Spintronic Devices for Memory, Logic, and Neuromorphic Computing

Joseph S. Friedman Joseph S. Friedman

Joseph S. Friedman - Assistant Professor, Director of the NeuroSpinCompute Laboratory,
Department of Electrical & Computer Engineering , The University of Texas at Dallas

Given the impending end of CMOS scaling and its accompanying performance improvements, future advances in computing are contingent on the development of emerging technologies. Spintronics, in which electron spin is manipulated in addition to electron charge, is particularly intriguing due to the availability of non-volatility and the wide range of spintronic switching mechanisms. This presentation will provide an overview of spintronic devices and their application to memory, logic, and neuromorphic computing. The non-volatility inherent to many ferromagnetic structures has been exploited in magnetoresistive random-access memory based on spin-transfer torque, with recent progress towards improved endurance and switching energy through spin-orbit torque switching. Additionally, several approaches have been proposed to use spintronic devices to modulate the switching behavior of other spintronic devices, enabling integrated logic circuits with the potential for energy-efficient high-performance beyond-CMOS computing systems.

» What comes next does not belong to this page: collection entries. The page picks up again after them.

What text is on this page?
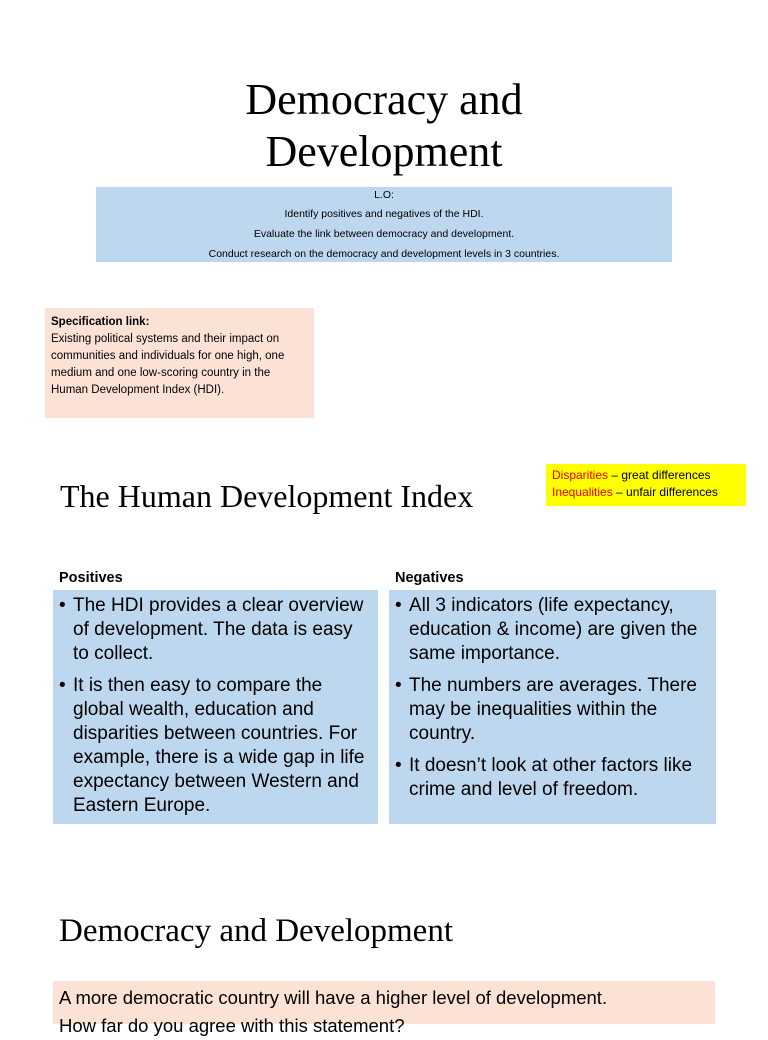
Democracy and
Development
L.O:
Identify positives and negatives of the HDI.
Evaluate the link between democracy and development.
Conduct research on the democracy and development levels in 3 countries.
Specification link:
Existing political systems and their impact on communities and individuals for one high, one medium and one low-scoring country in the Human Development Index (HDI).
The Human Development Index
Disparities – great differences
Inequalities – unfair differences
Positives
• The HDI provides a clear overview of development. The data is easy to collect.
• It is then easy to compare the global wealth, education and disparities between countries. For example, there is a wide gap in life expectancy between Western and Eastern Europe.
Negatives
• All 3 indicators (life expectancy, education & income) are given the same importance.
• The numbers are averages. There may be inequalities within the country.
• It doesn’t look at other factors like crime and level of freedom.
Democracy and Development
A more democratic country will have a higher level of development.
How far do you agree with this statement?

Finally, non-volatile spintronic devices can be used to emulate the behavior of synapses and neurons in neuromorphic systems modeled on neurobiological structures, providing the opportunity to directly implement neural networks for artificial intelligence and machine learning applications.


About Joseph S. Friedman

Dr. Joseph S. Friedman is an assistant professor of Electrical & Computer Engineering at The University of Texas at Dallas and director of the NeuroSpinCompute Laboratory. He holds a Ph.D. and M.S. in Electrical & Computer Engineering from Northwestern University and undergraduate degrees from Dartmouth College. He was previously a summer faculty fellow at the U.S. Air Force Research Laboratory, a visiting professor at Politenico di Torino, a CNRS research associate with Université Paris-Saclay, a guest scientist at RWTH Aachen University, and worked on logic design automation at Intel Corporation. He is a member of the editorial board of the Microelectronics Journal, the technical program committees of DAC, SPIE Spintronics, NANOARCH, GLSVLSI, and ICECS, and the ISCAS review committee. He has also been a member of the organizing committee of NANOARCH 2019 and DCAS 2018, and was awarded a Fulbright Postdoctoral Fellowship.